The authors want to bring the text to life again by promoting performance: “It is through performance that literary works enter the sensorium of the reader/auditor and thus open new horizons for interpretation” (p. 10).
The book includes chapters on theory and application in the church regarding how to do performance of Scripture, but the historical matters of contextualization stuck out to me most. For example, when Jesus read from Isaiah (Luke 4:16-22a), did he perform the text (p. 26)? Also, when Paul promotes the reading of 1 Thessalonians, does he have in mind performance (1 Thess 5:26-28)? And does it include memorization (which Ward and Trobisch argue in favor of and recommend)?
They make the case that the text would first need to be decoded – probably the original letter was scriptio continua – uninterrupted text (no spaces between words, no punctuation). Also, there were abbreviations (e.g., divine names, common names): “Before someone can read the passage fluently, spaces, breathing marks, and punctuation have to be added, and the nomina sacra have to be decoded” (37).

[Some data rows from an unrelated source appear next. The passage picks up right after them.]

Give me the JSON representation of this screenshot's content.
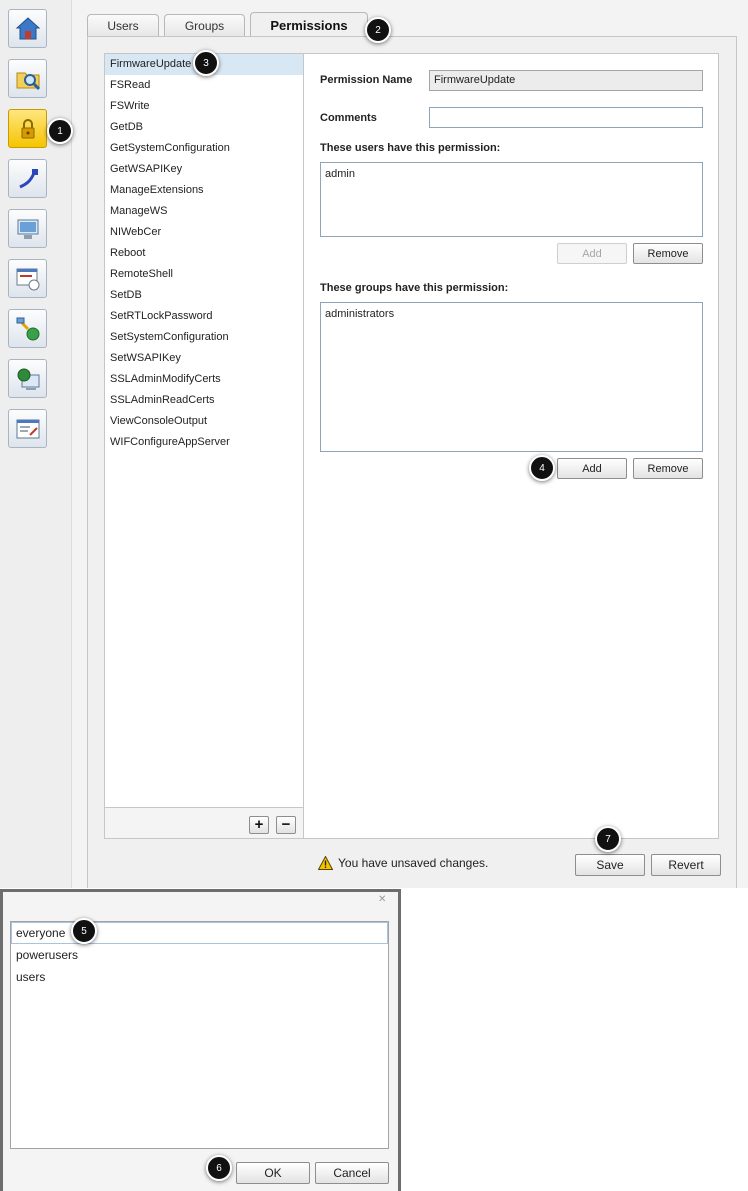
{
  "tabs": [
    {
      "label": "Users"
    },
    {
      "label": "Groups"
    },
    {
      "label": "Permissions"
    }
  ],
  "sidebar": {
    "items": [
      {
        "icon": "home-icon"
      },
      {
        "icon": "folder-search-icon"
      },
      {
        "icon": "lock-icon",
        "active": true
      },
      {
        "icon": "network-cable-icon"
      },
      {
        "icon": "computer-icon"
      },
      {
        "icon": "clock-settings-icon"
      },
      {
        "icon": "network-globe-icon"
      },
      {
        "icon": "web-server-icon"
      },
      {
        "icon": "console-window-icon"
      }
    ]
  },
  "markers": [
    "1",
    "2",
    "3",
    "4",
    "5",
    "6",
    "7"
  ],
  "permissions": {
    "selected_index": 0,
    "items": [
      "FirmwareUpdate",
      "FSRead",
      "FSWrite",
      "GetDB",
      "GetSystemConfiguration",
      "GetWSAPIKey",
      "ManageExtensions",
      "ManageWS",
      "NIWebCer",
      "Reboot",
      "RemoteShell",
      "SetDB",
      "SetRTLockPassword",
      "SetSystemConfiguration",
      "SetWSAPIKey",
      "SSLAdminModifyCerts",
      "SSLAdminReadCerts",
      "ViewConsoleOutput",
      "WIFConfigureAppServer"
    ],
    "add_symbol": "+",
    "remove_symbol": "−"
  },
  "details": {
    "name_label": "Permission Name",
    "name_value": "FirmwareUpdate",
    "comments_label": "Comments",
    "comments_value": "",
    "users_label": "These users have this permission:",
    "users": [
      "admin"
    ],
    "users_add": "Add",
    "users_remove": "Remove",
    "groups_label": "These groups have this permission:",
    "groups": [
      "administrators"
    ],
    "groups_add": "Add",
    "groups_remove": "Remove"
  },
  "footer": {
    "unsaved": "You have unsaved changes.",
    "save": "Save",
    "revert": "Revert"
  },
  "dialog": {
    "close_glyph": "✕",
    "items": [
      "everyone",
      "powerusers",
      "users"
    ],
    "selected_index": 0,
    "ok": "OK",
    "cancel": "Cancel"
  }
}
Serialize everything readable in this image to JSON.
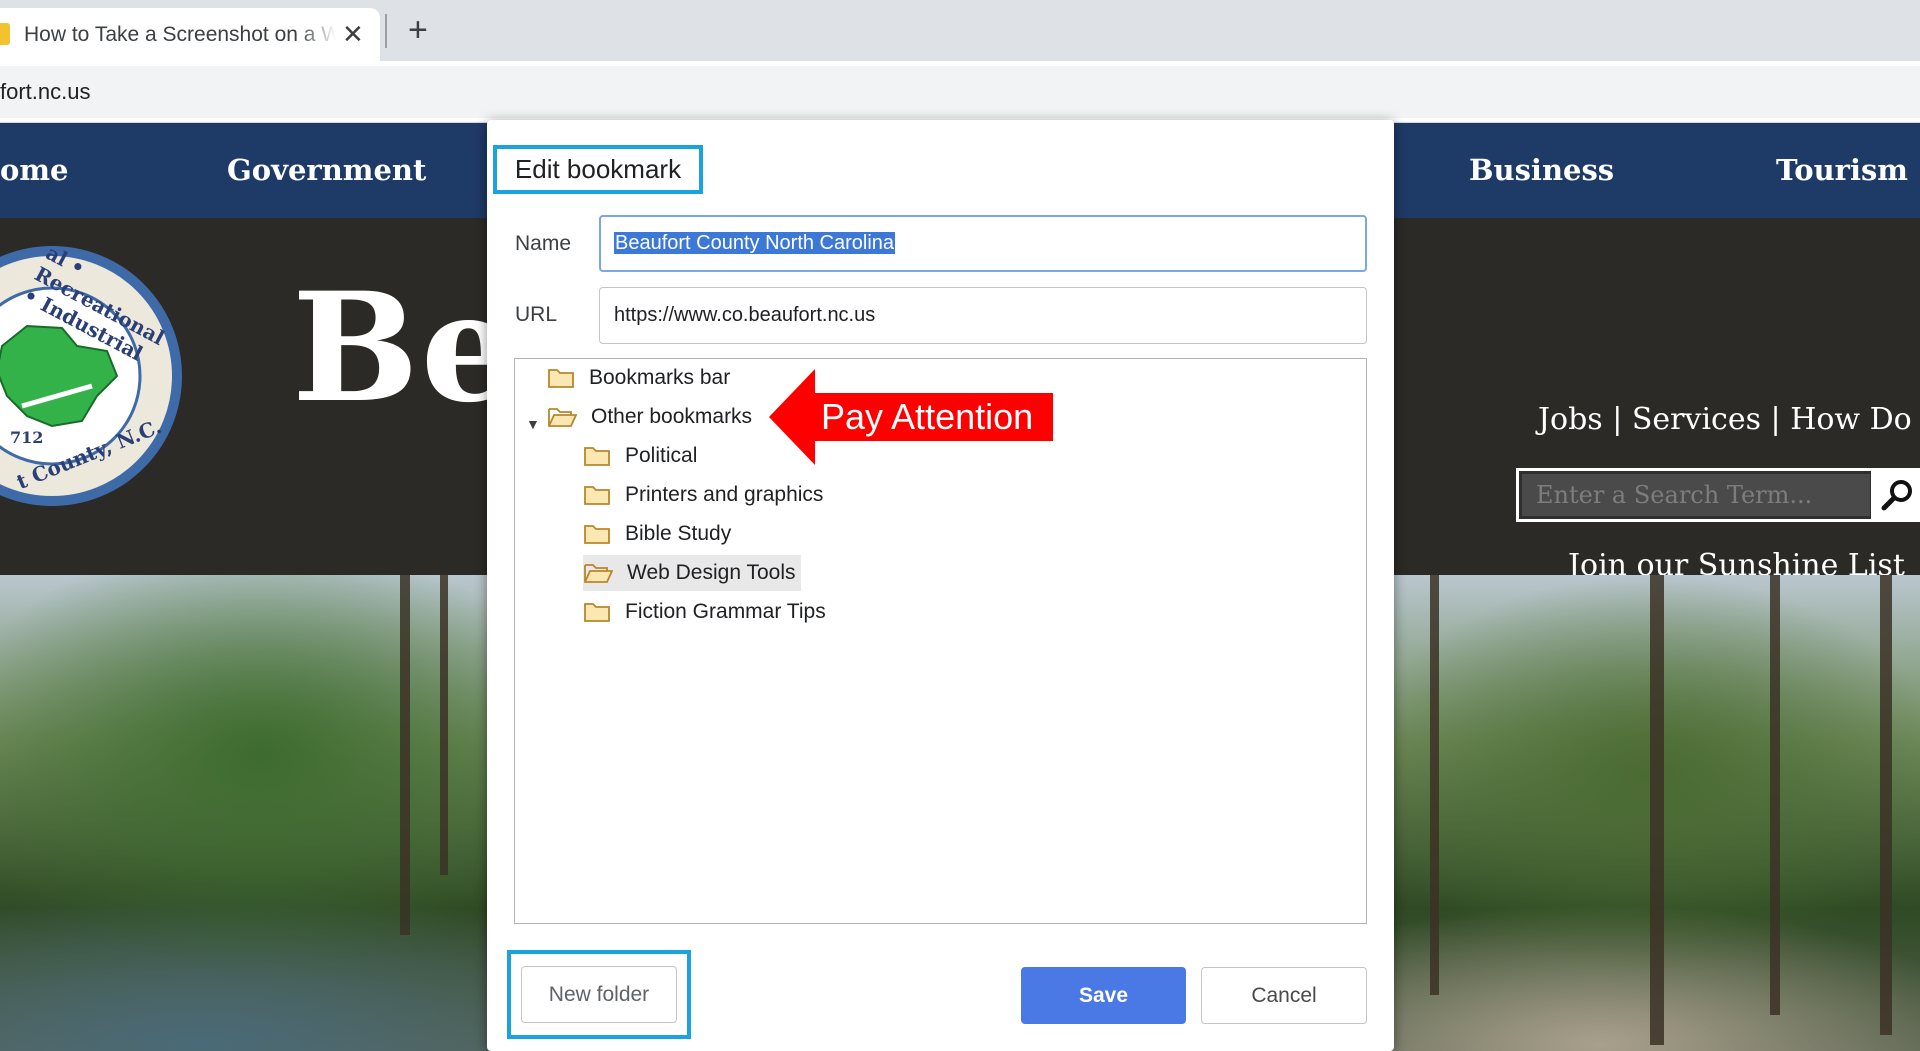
{
  "browser": {
    "tab_title": "How to Take a Screenshot on a Windows",
    "tab_close_glyph": "✕",
    "new_tab_glyph": "+",
    "address": "fort.nc.us"
  },
  "site": {
    "nav": [
      "ome",
      "Government",
      "Business",
      "Tourism"
    ],
    "seal": {
      "arc_top": "al • Recreational • Industrial",
      "arc_bottom": "t County, N.C.",
      "year": "712"
    },
    "title_fragment": "Bea",
    "header_links": "Jobs | Services | How Do I?",
    "search_placeholder": "Enter a Search Term...",
    "sunshine": "Join our Sunshine List"
  },
  "dialog": {
    "title": "Edit bookmark",
    "name_label": "Name",
    "name_value": "Beaufort County North Carolina",
    "url_label": "URL",
    "url_value": "https://www.co.beaufort.nc.us",
    "tree": [
      {
        "label": "Bookmarks bar",
        "level": 0,
        "open": false
      },
      {
        "label": "Other bookmarks",
        "level": 0,
        "open": true
      },
      {
        "label": "Political",
        "level": 1,
        "open": false
      },
      {
        "label": "Printers and graphics",
        "level": 1,
        "open": false
      },
      {
        "label": "Bible Study",
        "level": 1,
        "open": false
      },
      {
        "label": "Web Design Tools",
        "level": 1,
        "open": true
      },
      {
        "label": "Fiction Grammar Tips",
        "level": 1,
        "open": false
      }
    ],
    "annotation": "Pay Attention",
    "new_folder": "New folder",
    "save": "Save",
    "cancel": "Cancel"
  },
  "colors": {
    "nav_bg": "#1e3a66",
    "header_bg": "#2b2a27",
    "highlight_box": "#1aa3e0",
    "save_button": "#4a79e6",
    "annotation": "#ff0000",
    "selection": "#3c78d8"
  }
}
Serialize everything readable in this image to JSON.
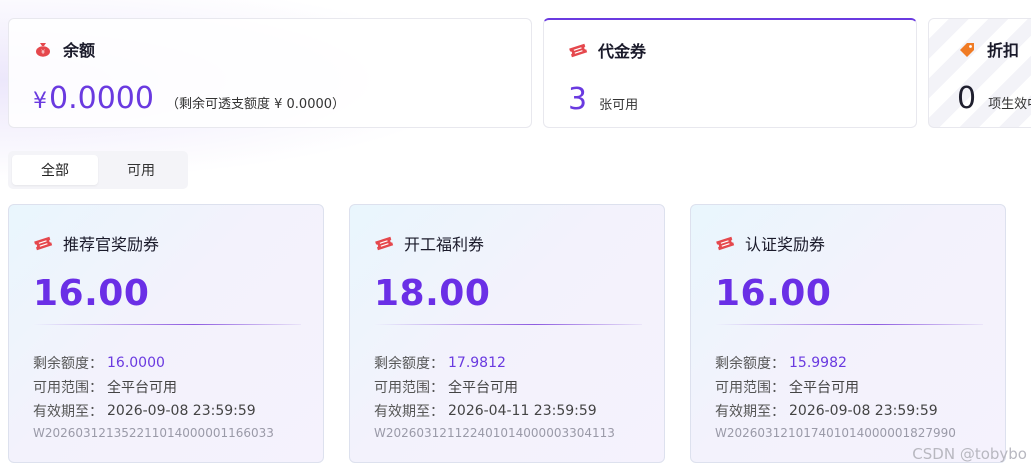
{
  "summary": {
    "balance": {
      "title": "余额",
      "currency_symbol": "¥",
      "amount": "0.0000",
      "note": "（剩余可透支额度 ¥ 0.0000）"
    },
    "vouchers": {
      "title": "代金券",
      "count": "3",
      "unit": "张可用"
    },
    "discount": {
      "title": "折扣",
      "count": "0",
      "unit": "项生效中"
    }
  },
  "tabs": [
    {
      "label": "全部",
      "selected": true
    },
    {
      "label": "可用",
      "selected": false
    }
  ],
  "labels": {
    "remaining": "剩余额度：",
    "scope": "可用范围：",
    "expiry": "有效期至："
  },
  "cards": [
    {
      "name": "推荐官奖励券",
      "amount": "16.00",
      "remaining": "16.0000",
      "scope": "全平台可用",
      "expiry": "2026-09-08 23:59:59",
      "code": "W202603121352211014000001166033"
    },
    {
      "name": "开工福利券",
      "amount": "18.00",
      "remaining": "17.9812",
      "scope": "全平台可用",
      "expiry": "2026-04-11 23:59:59",
      "code": "W202603121122401014000003304113"
    },
    {
      "name": "认证奖励券",
      "amount": "16.00",
      "remaining": "15.9982",
      "scope": "全平台可用",
      "expiry": "2026-09-08 23:59:59",
      "code": "W202603121017401014000001827990"
    }
  ],
  "watermark": "CSDN @tobybo",
  "colors": {
    "accent": "#6a3ae0",
    "voucher_icon": "#e5484d",
    "discount_icon": "#f07b24"
  }
}
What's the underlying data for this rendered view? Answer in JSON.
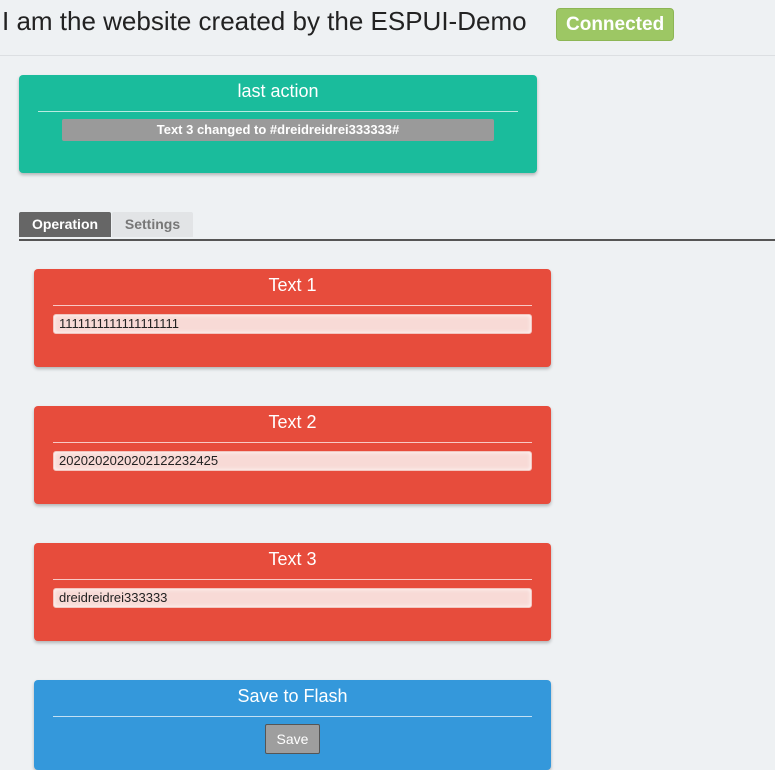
{
  "header": {
    "title": "I am the website created by the ESPUI-Demo",
    "status": "Connected"
  },
  "label_card": {
    "title": "last action",
    "value": "Text 3 changed to #dreidreidrei333333#"
  },
  "tabs": [
    {
      "label": "Operation",
      "active": true
    },
    {
      "label": "Settings",
      "active": false
    }
  ],
  "text_cards": [
    {
      "title": "Text 1",
      "value": "1111111111111111111"
    },
    {
      "title": "Text 2",
      "value": "2020202020202122232425"
    },
    {
      "title": "Text 3",
      "value": "dreidreidrei333333"
    }
  ],
  "save_card": {
    "title": "Save to Flash",
    "button_label": "Save"
  },
  "colors": {
    "background": "#eef1f3",
    "label_card": "#1abc9c",
    "text_card": "#e74c3c",
    "save_card": "#3498db",
    "status_badge": "#9dc764"
  }
}
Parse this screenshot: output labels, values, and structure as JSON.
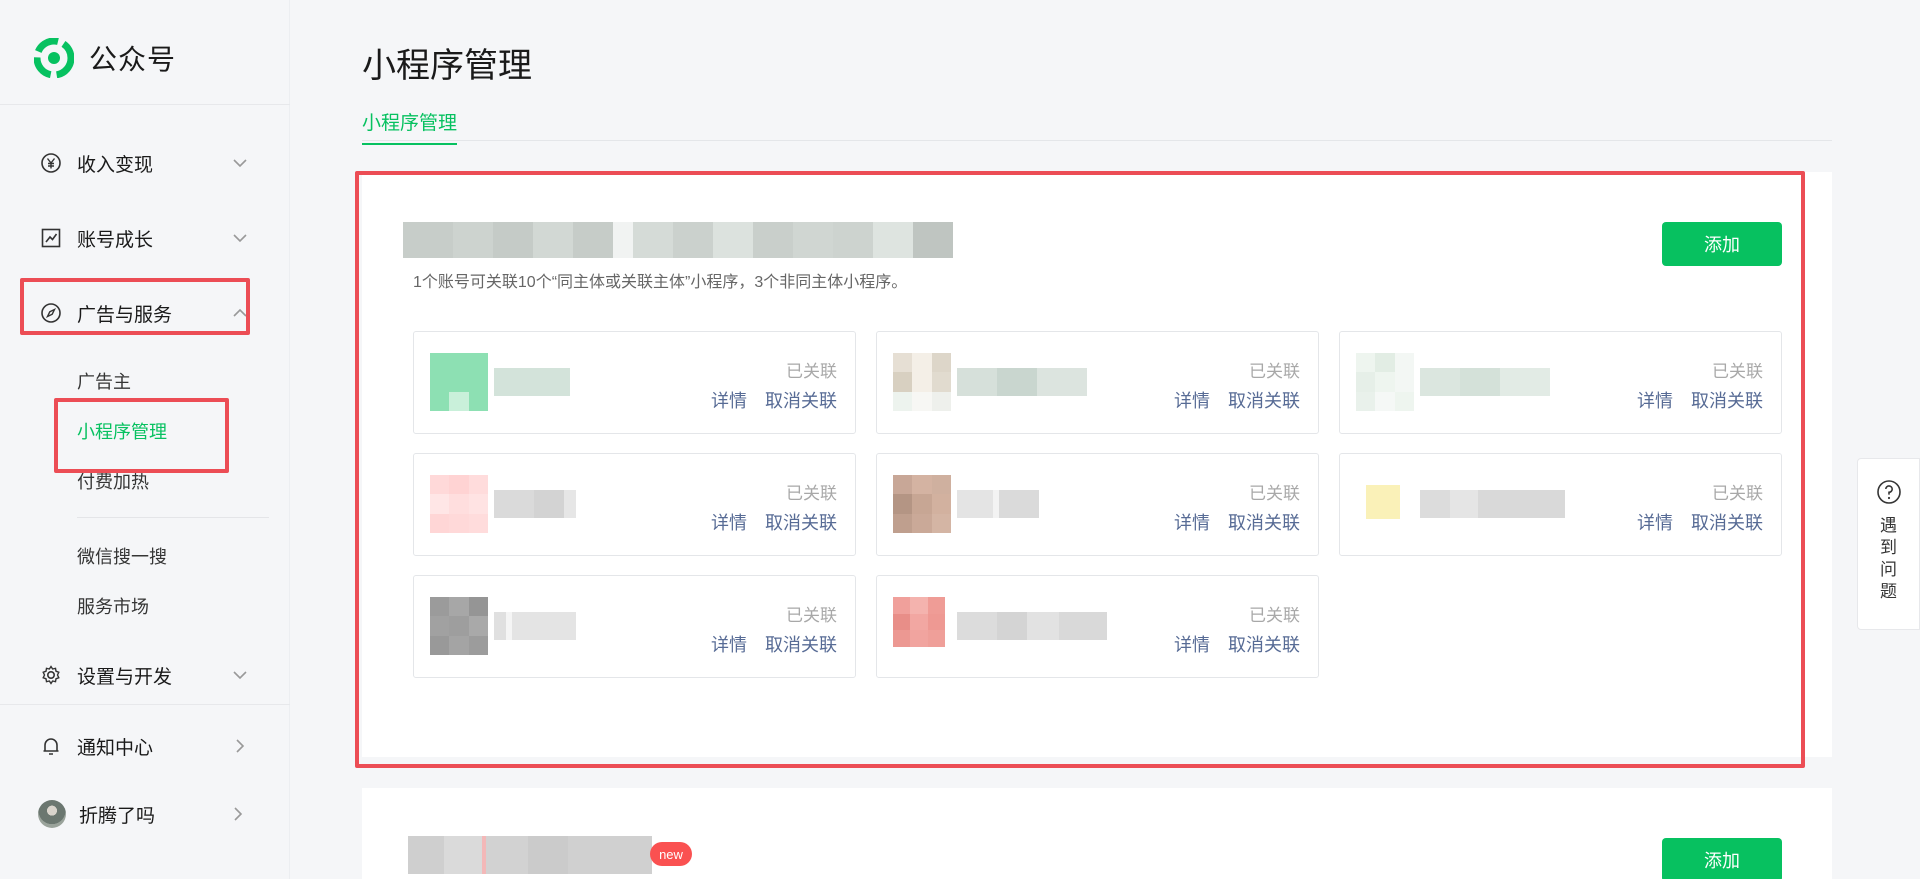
{
  "app": {
    "logo_text": "公众号"
  },
  "sidebar": {
    "menu": [
      {
        "label": "收入变现",
        "icon": "yuan-circle-icon"
      },
      {
        "label": "账号成长",
        "icon": "trend-chart-icon"
      },
      {
        "label": "广告与服务",
        "icon": "compass-icon"
      },
      {
        "label": "设置与开发",
        "icon": "gear-icon"
      },
      {
        "label": "通知中心",
        "icon": "bell-icon"
      },
      {
        "label": "折腾了吗",
        "icon": "avatar"
      }
    ],
    "sub_items": [
      {
        "label": "广告主"
      },
      {
        "label": "小程序管理"
      },
      {
        "label": "付费加热"
      },
      {
        "label": "微信搜一搜"
      },
      {
        "label": "服务市场"
      }
    ]
  },
  "main": {
    "page_title": "小程序管理",
    "tab_label": "小程序管理",
    "section1": {
      "hint": "1个账号可关联10个“同主体或关联主体”小程序，3个非同主体小程序。",
      "add_label": "添加"
    },
    "section2": {
      "badge": "new",
      "add_label": "添加"
    },
    "card_status": "已关联",
    "card_detail": "详情",
    "card_unlink": "取消关联",
    "card_count": 8
  },
  "help": {
    "label": "遇到问题"
  },
  "colors": {
    "accent": "#07c160",
    "link": "#576b95",
    "highlight": "#ec4d55",
    "badge": "#fa5151"
  }
}
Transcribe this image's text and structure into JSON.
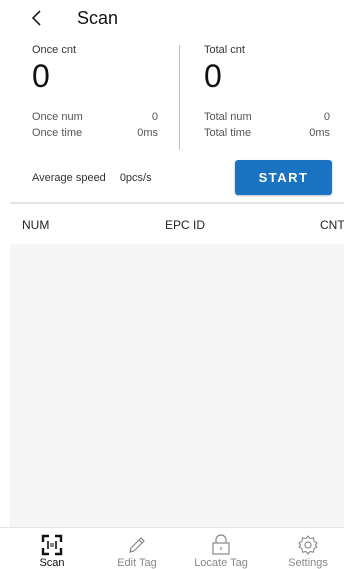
{
  "header": {
    "title": "Scan"
  },
  "once": {
    "cnt_label": "Once cnt",
    "cnt_value": "0",
    "num_label": "Once num",
    "num_value": "0",
    "time_label": "Once time",
    "time_value": "0ms"
  },
  "total": {
    "cnt_label": "Total cnt",
    "cnt_value": "0",
    "num_label": "Total num",
    "num_value": "0",
    "time_label": "Total time",
    "time_value": "0ms"
  },
  "speed": {
    "label": "Average speed",
    "value": "0pcs/s"
  },
  "start_label": "START",
  "table": {
    "headers": [
      "NUM",
      "EPC ID",
      "CNT"
    ],
    "rows": []
  },
  "tabs": [
    {
      "label": "Scan",
      "icon": "scan-icon",
      "active": true
    },
    {
      "label": "Edit Tag",
      "icon": "pencil-icon",
      "active": false
    },
    {
      "label": "Locate Tag",
      "icon": "lock-icon",
      "active": false
    },
    {
      "label": "Settings",
      "icon": "gear-icon",
      "active": false
    }
  ],
  "colors": {
    "accent": "#1a73c2",
    "list_bg": "#f5f5f5"
  }
}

Ward and Trobisch make a very helpful analogy by way of music: “Just like sheet music today, ancient manuscripts were seen as media that preserved sound and required a performer to study them before they could be presented in a meaningful way” (p. 38).
I appreciated their drawing attention to 1 Tim 4:13, where Timothy is told to give attention to αναγνωσις – the public reading of Scripture. Now, Trobisch and Ward presume that this would include performance, but I looked up Howard Marshall and he says “The reference is probably not so much to the need for skill in performance (perhaps in the right choice of passages or in clear enunciation) as to the need to do the task regularly” (ICC, 563). In any case, it reminded me how much we have neglected the public reading (or performing!) of Scripture in the Church. Most evangelical churches don’t do it, and many of those that do, don’t really feel very strongly about it, I would guess (from the lack of enthusiasm in the voices of the readers).
I suppose the best part about this book for me was the passion these “scholars” have for Scripture and also their desire to see the Word come to life in the Church and change lives through the power of its message. They believe that “performing it” is necessary. I am not sold, but I support fresh and vitalizing ways of bringing the Good News.